Via libera all’emendamento sulle riserve auree della Banca d’Italia. Superati gli steccati issati dalla Bce, soddisfatte le perplessità della presidente Christine Lagarde, il testo riformulato sull’oro custodito da Bankitalia è approvato in commissione Bilancio del Senato e tutto lascia supporre che rimarrà fino al passaggio finale alla Camera.
Dall’opposizione definita come una «inutile norma», una bandierina che soprattutto la Lega si è voluta aggiudicare, in realtà ha un valore di sostanza. L’emendamento precisa un concetto che fino ad ora non era stato definito dall’ordinamento, ovvero che le riserve auree iscritte nel bilancio della Banca d’Italia appartengono al popolo italiano. Ciò nel rispetto dei trattati europei. Una precisazione necessaria, come spiegato in un dossier di Fratelli d’Italia per proteggere le riserve auree da speculazioni. Perché questo? Il capitale della Banca d’Italia, comprese quindi le riserve auree, è detenuto da banche, assicurazioni, fondazioni, enti e istituti di previdenza e fondi pensione aventi sede legale in Italia. In molti casi si tratta di soggetti privati, alcuni dei quali controllati da gruppi stranieri.

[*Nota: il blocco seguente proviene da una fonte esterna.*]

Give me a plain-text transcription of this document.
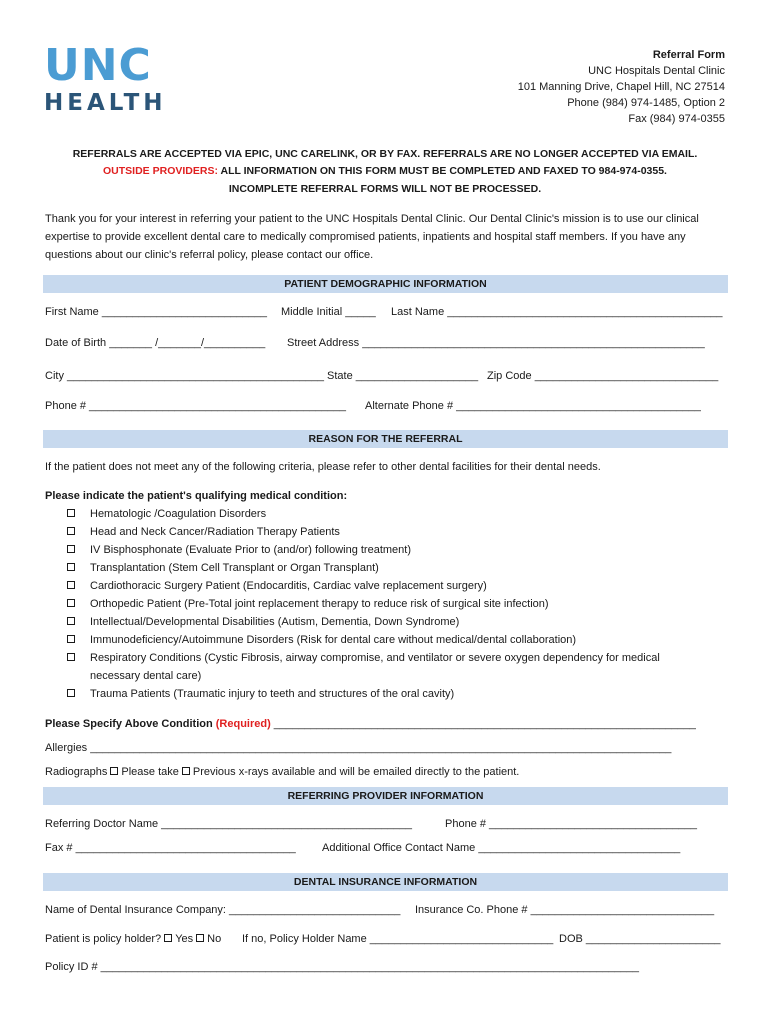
UNC
HEALTH
Referral Form
UNC Hospitals Dental Clinic
101 Manning Drive, Chapel Hill, NC 27514
Phone (984) 974-1485, Option 2
Fax (984) 974-0355
REFERRALS ARE ACCEPTED VIA EPIC, UNC CARELINK, OR BY FAX. REFERRALS ARE NO LONGER ACCEPTED VIA EMAIL.
OUTSIDE PROVIDERS: ALL INFORMATION ON THIS FORM MUST BE COMPLETED AND FAXED TO 984-974-0355.
INCOMPLETE REFERRAL FORMS WILL NOT BE PROCESSED.
Thank you for your interest in referring your patient to the UNC Hospitals Dental Clinic. Our Dental Clinic's mission is to use our clinical expertise to provide excellent dental care to medically compromised patients, inpatients and hospital staff members. If you have any questions about our clinic's referral policy, please contact our office.
PATIENT DEMOGRAPHIC INFORMATION
First Name ___________________________ Middle Initial _____ Last Name _____________________________________________
Date of Birth _______ /_______/__________ Street Address ________________________________________________________
City __________________________________________ State ____________________ Zip Code ______________________________
Phone # __________________________________________ Alternate Phone # ________________________________________
REASON FOR THE REFERRAL
If the patient does not meet any of the following criteria, please refer to other dental facilities for their dental needs.
Please indicate the patient's qualifying medical condition:
Hematologic /Coagulation Disorders
Head and Neck Cancer/Radiation Therapy Patients
IV Bisphosphonate (Evaluate Prior to (and/or) following treatment)
Transplantation (Stem Cell Transplant or Organ Transplant)
Cardiothoracic Surgery Patient (Endocarditis, Cardiac valve replacement surgery)
Orthopedic Patient (Pre-Total joint replacement therapy to reduce risk of surgical site infection)
Intellectual/Developmental Disabilities (Autism, Dementia, Down Syndrome)
Immunodeficiency/Autoimmune Disorders (Risk for dental care without medical/dental collaboration)
Respiratory Conditions (Cystic Fibrosis, airway compromise, and ventilator or severe oxygen dependency for medical necessary dental care)
Trauma Patients (Traumatic injury to teeth and structures of the oral cavity)
Please Specify Above Condition (Required) _____________________________________________________________________
Allergies _______________________________________________________________________________________________
Radiographs Please take Previous x-rays available and will be emailed directly to the patient.
REFERRING PROVIDER INFORMATION
Referring Doctor Name _________________________________________	Phone # __________________________________
Fax # ____________________________________ Additional Office Contact Name _________________________________
DENTAL INSURANCE INFORMATION
Name of Dental Insurance Company: ____________________________ Insurance Co. Phone # ______________________________
Patient is policy holder? Yes No If no, Policy Holder Name ______________________________ DOB ______________________
Policy ID # ________________________________________________________________________________________
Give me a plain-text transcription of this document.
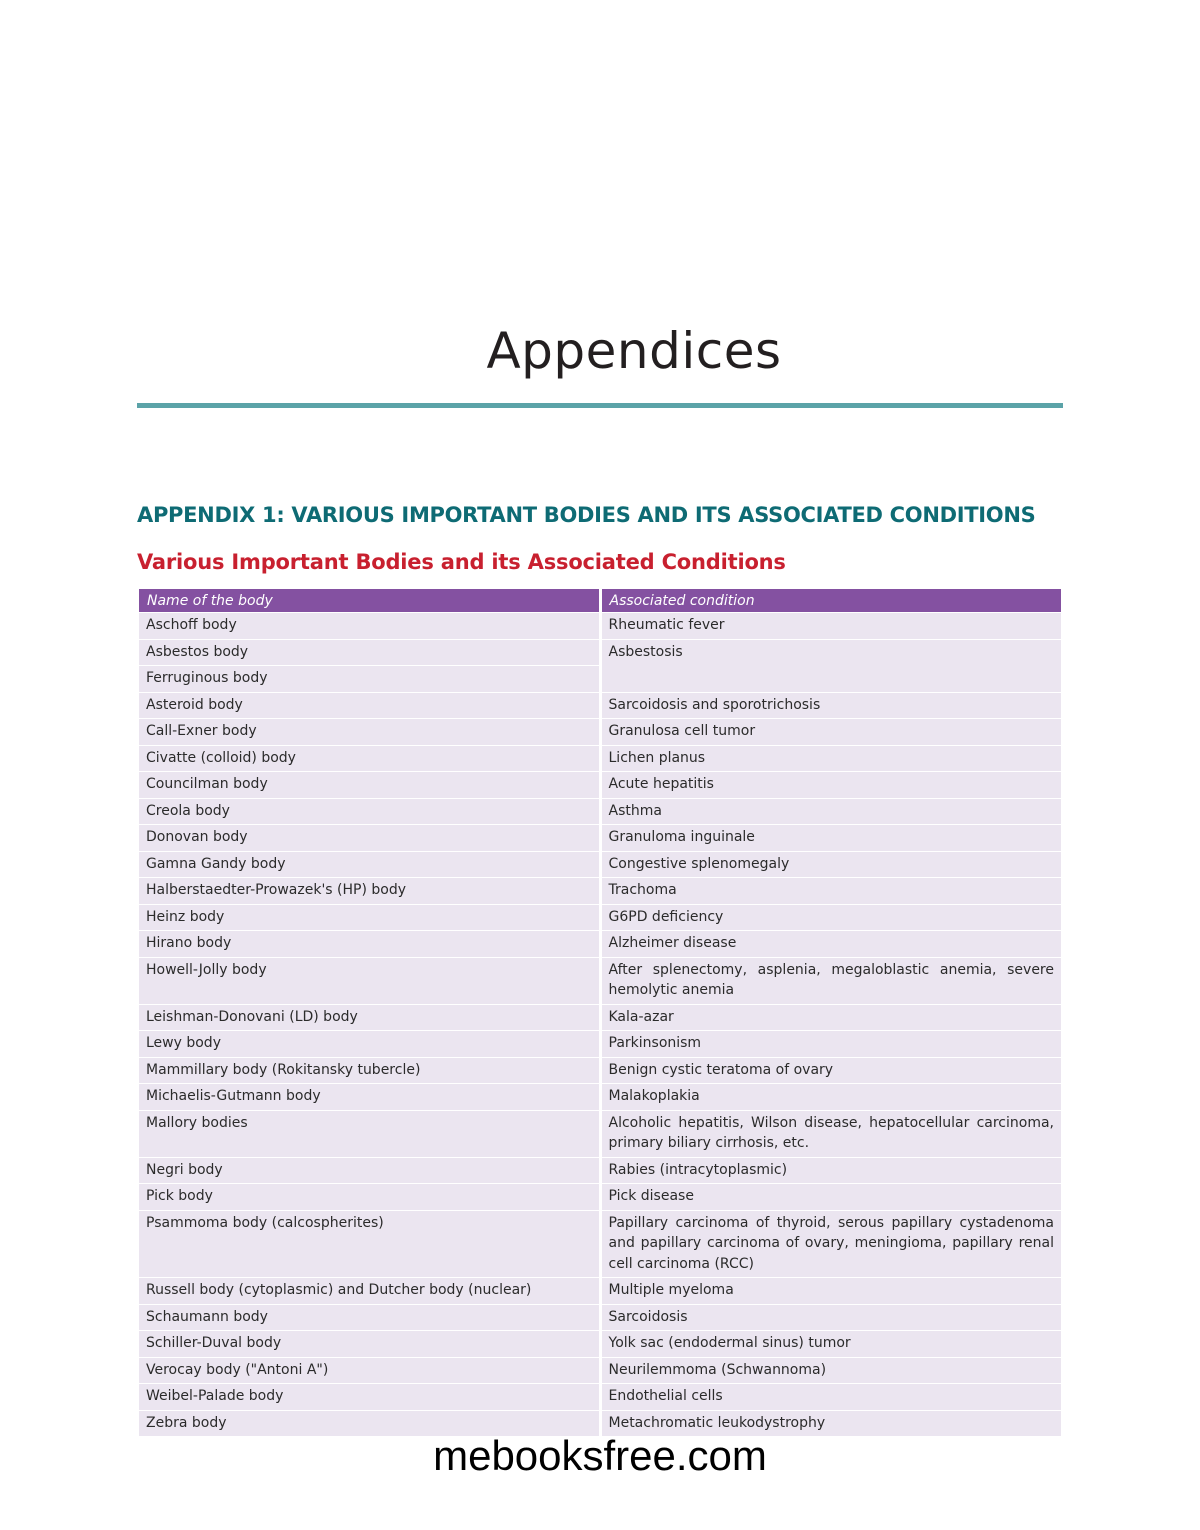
Appendices
APPENDIX 1: VARIOUS IMPORTANT BODIES AND ITS ASSOCIATED CONDITIONS
Various Important Bodies and its Associated Conditions
Name of the body	Associated condition
Aschoff body	Rheumatic fever
Asbestos body	Asbestosis
Ferruginous body	
Asteroid body	Sarcoidosis and sporotrichosis
Call-Exner body	Granulosa cell tumor
Civatte (colloid) body	Lichen planus
Councilman body	Acute hepatitis
Creola body	Asthma
Donovan body	Granuloma inguinale
Gamna Gandy body	Congestive splenomegaly
Halberstaedter-Prowazek's (HP) body	Trachoma
Heinz body	G6PD deficiency
Hirano body	Alzheimer disease
Howell-Jolly body	After splenectomy, asplenia, megaloblastic anemia, severe hemolytic anemia
Leishman-Donovani (LD) body	Kala-azar
Lewy body	Parkinsonism
Mammillary body (Rokitansky tubercle)	Benign cystic teratoma of ovary
Michaelis-Gutmann body	Malakoplakia
Mallory bodies	Alcoholic hepatitis, Wilson disease, hepatocellular carcinoma, primary biliary cirrhosis, etc.
Negri body	Rabies (intracytoplasmic)
Pick body	Pick disease
Psammoma body (calcospherites)	Papillary carcinoma of thyroid, serous papillary cystadenoma and papillary carcinoma of ovary, meningioma, papillary renal cell carcinoma (RCC)
Russell body (cytoplasmic) and Dutcher body (nuclear)	Multiple myeloma
Schaumann body	Sarcoidosis
Schiller-Duval body	Yolk sac (endodermal sinus) tumor
Verocay body ("Antoni A")	Neurilemmoma (Schwannoma)
Weibel-Palade body	Endothelial cells
Zebra body	Metachromatic leukodystrophy
mebooksfree.com
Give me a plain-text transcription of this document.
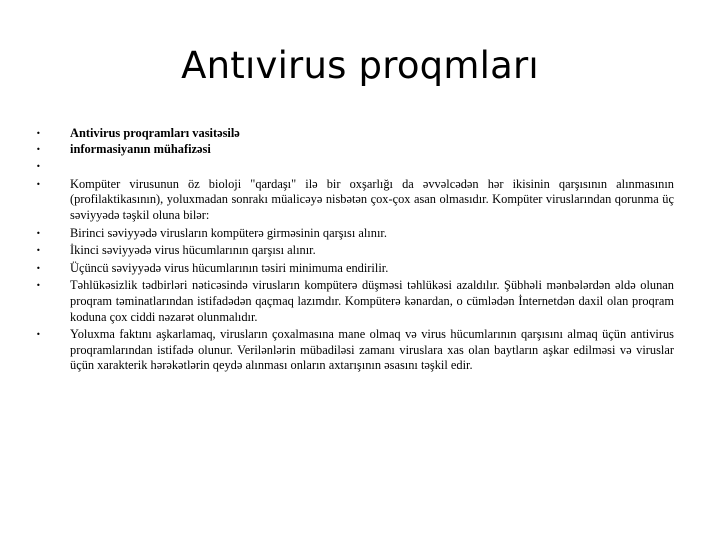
Antıvirus proqmları
•	Antivirus proqramları vasitəsilə
•	informasiyanın mühafizəsi
•
•	Kompüter virusunun öz bioloji "qardaşı" ilə bir oxşarlığı da əvvəlcədən hər ikisinin qarşısının alınmasının (profilaktikasının), yoluxmadan sonrakı müalicəyə nisbətən çox-çox asan olmasıdır. Kompüter viruslarından qorunma üç səviyyədə təşkil oluna bilər:
•	Birinci səviyyədə virusların kompüterə girməsinin qarşısı alınır.
•	İkinci səviyyədə virus hücumlarının qarşısı alınır.
•	Üçüncü səviyyədə virus hücumlarının təsiri minimuma endirilir.
•	Təhlükəsizlik tədbirləri nəticəsində virusların kompüterə düşməsi təhlükəsi azaldılır. Şübhəli mənbələrdən əldə olunan proqram təminatlarından istifadədən qaçmaq lazımdır. Kompüterə kənardan, o cümlədən İnternetdən daxil olan proqram koduna çox ciddi nəzarət olunmalıdır.
•	Yoluxma faktını aşkarlamaq, virusların çoxalmasına mane olmaq və virus hücumlarının qarşısını almaq üçün antivirus proqramlarından istifadə olunur. Verilənlərin mübadiləsi zamanı viruslara xas olan baytların aşkar edilməsi və viruslar üçün xarakterik hərəkətlərin qeydə alınması onların axtarışının əsasını təşkil edir.
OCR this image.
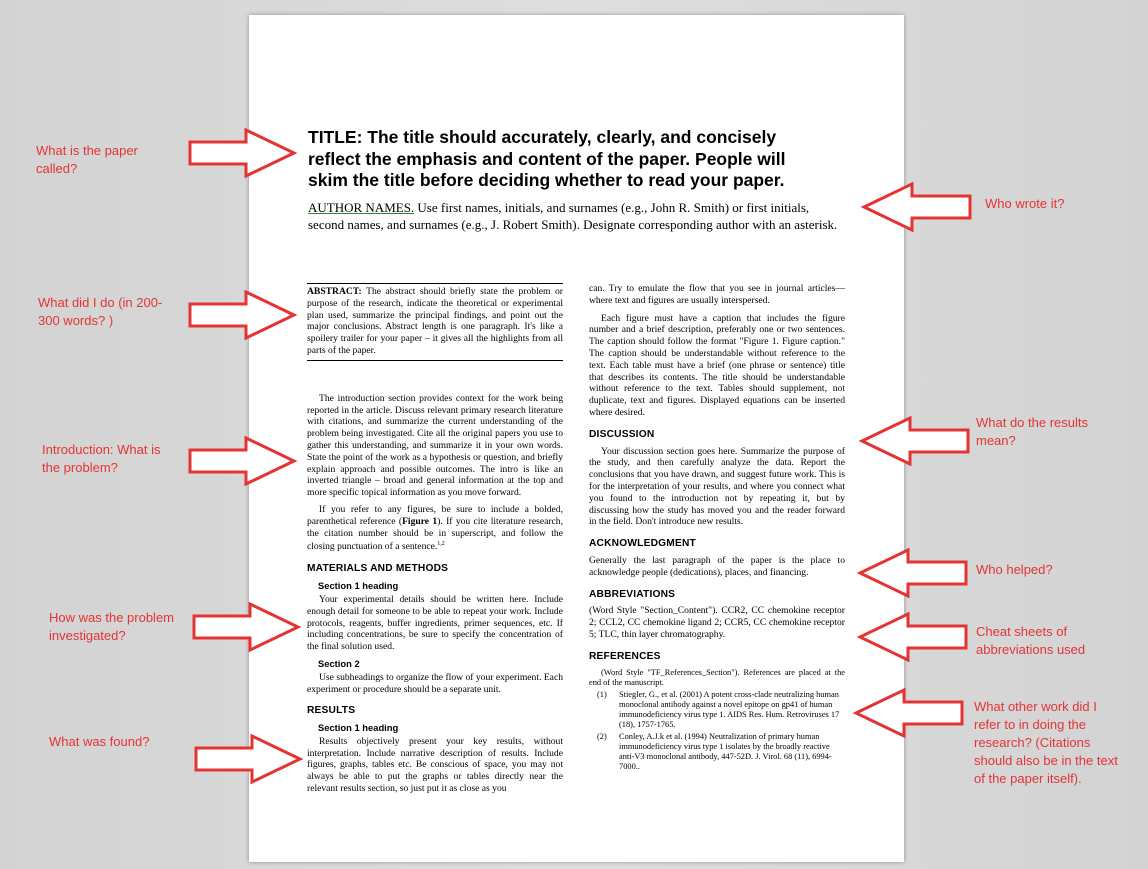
TITLE: The title should accurately, clearly, and concisely reflect the emphasis and content of the paper. People will skim the title before deciding whether to read your paper.
AUTHOR NAMES. Use first names, initials, and surnames (e.g., John R. Smith) or first initials, second names, and surnames (e.g., J. Robert Smith). Designate corresponding author with an asterisk.
ABSTRACT: The abstract should briefly state the problem or purpose of the research, indicate the theoretical or experimental plan used, summarize the principal findings, and point out the major conclusions. Abstract length is one paragraph. It's like a spoilery trailer for your paper – it gives all the highlights from all parts of the paper.

The introduction section provides context for the work being reported in the article. Discuss relevant primary research literature with citations, and summarize the current understanding of the problem being investigated. Cite all the original papers you use to gather this understanding, and summarize it in your own words. State the point of the work as a hypothesis or question, and briefly explain approach and possible outcomes. The intro is like an inverted triangle – broad and general information at the top and more specific topical information as you move forward.

If you refer to any figures, be sure to include a bolded, parenthetical reference (Figure 1). If you cite literature research, the citation number should be in superscript, and follow the closing punctuation of a sentence.$^{1,2}$

MATERIALS AND METHODS
Section 1 heading

Your experimental details should be written here. Include enough detail for someone to be able to repeat your work. Include protocols, reagents, buffer ingredients, primer sequences, etc. If including concentrations, be sure to specify the concentration of the final solution used.

Section 2

Use subheadings to organize the flow of your experiment. Each experiment or procedure should be a separate unit.

RESULTS
Section 1 heading

Results objectively present your key results, without interpretation. Include narrative description of results. Include figures, graphs, tables etc. Be conscious of space, you may not always be able to put the graphs or tables directly near the relevant results section, so just put it as close as you

can. Try to emulate the flow that you see in journal articles—where text and figures are usually interspersed.

Each figure must have a caption that includes the figure number and a brief description, preferably one or two sentences. The caption should follow the format "Figure 1. Figure caption." The caption should be understandable without reference to the text. Each table must have a brief (one phrase or sentence) title that describes its contents. The title should be understandable without reference to the text. Tables should supplement, not duplicate, text and figures. Displayed equations can be inserted where desired.

DISCUSSION

Your discussion section goes here. Summarize the purpose of the study, and then carefully analyze the data. Report the conclusions that you have drawn, and suggest future work. This is for the interpretation of your results, and where you connect what you found to the introduction not by repeating it, but by discussing how the study has moved you and the reader forward in the field. Don't introduce new results.

ACKNOWLEDGMENT

Generally the last paragraph of the paper is the place to acknowledge people (dedications), places, and financing.

ABBREVIATIONS

(Word Style "Section_Content"). CCR2, CC chemokine receptor 2; CCL2, CC chemokine ligand 2; CCR5, CC chemokine receptor 5; TLC, thin layer chromatography.

REFERENCES

(Word Style "TF_References_Section"). References are placed at the end of the manuscript.

(1)	Stiegler, G., et al. (2001) A potent cross-clade neutralizing human monoclonal antibody against a novel epitope on gp41 of human immunodeficiency virus type 1. AIDS Res. Hum. Retroviruses 17 (18), 1757-1765.
(2)	Conley, A.J.k et al. (1994) Neutralization of primary human immunodeficiency virus type 1 isolates by the broadly reactive anti-V3 monoclonal antibody, 447-52D. J. Virol. 68 (11), 6994-7000..
What is the paper called?
Who wrote it?
What did I do (in 200-300 words? )
Introduction: What is the problem?
How was the problem investigated?
What was found?
What do the results mean?
Who helped?
Cheat sheets of abbreviations used
What other work did I refer to in doing the research? (Citations should also be in the text of the paper itself).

C’era quindi un motivo per esplicitare che le riserve auree sono di proprietà di tutti gli italiani. Il che non mette in discussione l’indipendenza della Banca d’Italia e tantomeno prelude a un’appropriazione magari per ridurre il debito, come qualcuno aveva ventilato. E proprio per fugare qualsiasi sospetto di strane manovre, il ministro dell’Economia Giancarlo Giorgetti ha dovuto addirittura inviare al presidente della Bce, Lagarde, chiarimenti ufficiali per rassicurarla che nessuno si sogna di trasferire la gestione delle riserve auree o di permetterne la vendita per finanziare lo Stato.
E non è nemmeno una «stranezza» italiana dal momento che alcuni Stati, anche membri dell’Ue, hanno già chiarito che la proprietà delle riserve appartiene al popolo, nella propria legislazione, mettendolo nero su bianco, a dimostrazione del fatto che ciò è perfettamente compatibile con i trattati europei. Così, alla fine, dopo una serie di aggiustamenti di percorso, il testo approvato è questo: «Fermo restando quanto previsto dagli articoli 123, 127 e 130 del Trattato sul funzionamento dell’Unione europea, il secondo comma dell’articolo 4 del testo unico delle norme di legge in materia valutaria, di cui al decreto del presidente della Repubblica 31 marzo 1988, n. 148, si interpreta nel senso che le riserve auree gestite e detenute dalla Banca d’Italia, come iscritte nel proprio bilancio, appartengono al Popolo Italiano».
Grande soddisfazione per l’approvazione soprattutto dal senatore leghista e relatore della manovra, Claudio Borghi: «È un momento molto importante, è una mia battaglia di 11 anni. Penso che sia una delle cose più importanti di questa manovra. Riaffermare il principio che l’oro della Banca d’Italia appartiene al popolo italiano ci riporta nella normalità».
«Affermando questo principio, mettiamo l’Italia sulla stessa linea della Francia e di molte altre nazioni. Sorprende che da sinistra ci sia la contrarietà a difendere questo patrimonio del popolo italiano», ha commentato il presidente dei senatori di Fratelli d’Italia, Lucio Malan, primo firmatario dell’emendamento. E sottolinea che così «le riserve auree italiane vengono messe al riparo da qualsiasi manovra che in futuro possa intaccare questo patrimonio del lavoro degli Italiani che oggi vale circa 290 miliardi, e che Romano Prodi voleva vendere nel 2007, quando valeva sette volte di meno». Sempre Lucio Malan ricorda che «già nel 2014 Giorgia Meloni, insieme a tutti i deputati di Fratelli d’Italia, presentò un ordine del giorno, nel 2019 ci fu una mozione di Giovanbattista Fazzolari con tutti i senatori».
Insomma un punto d’approdo importante per le forze della maggioranza, sollevato da tempo e riproposto al dibattito in più di un’occasione.
«Un risultato storico - dice il vice responsabile nazionale del dipartimento Imprese di Fdi, Lino Ricchiuti - che afferma un principio di buonsenso, rafforza la tutela del patrimonio nazionale e mette fine a decenni di ambiguità». L’Italia è tra i primi tre Paesi al mondo per quantità di oro custodito dalla propria banca centrale. Parliamo di oltre 2.400 tonnellate, una ricchezza accumulata nel tempo, difesa anche dopo la Seconda guerra mondiale, «e oggi - afferma Ricchiuti - protetta da ogni rischio di speculazione e di rivendicazione impropria».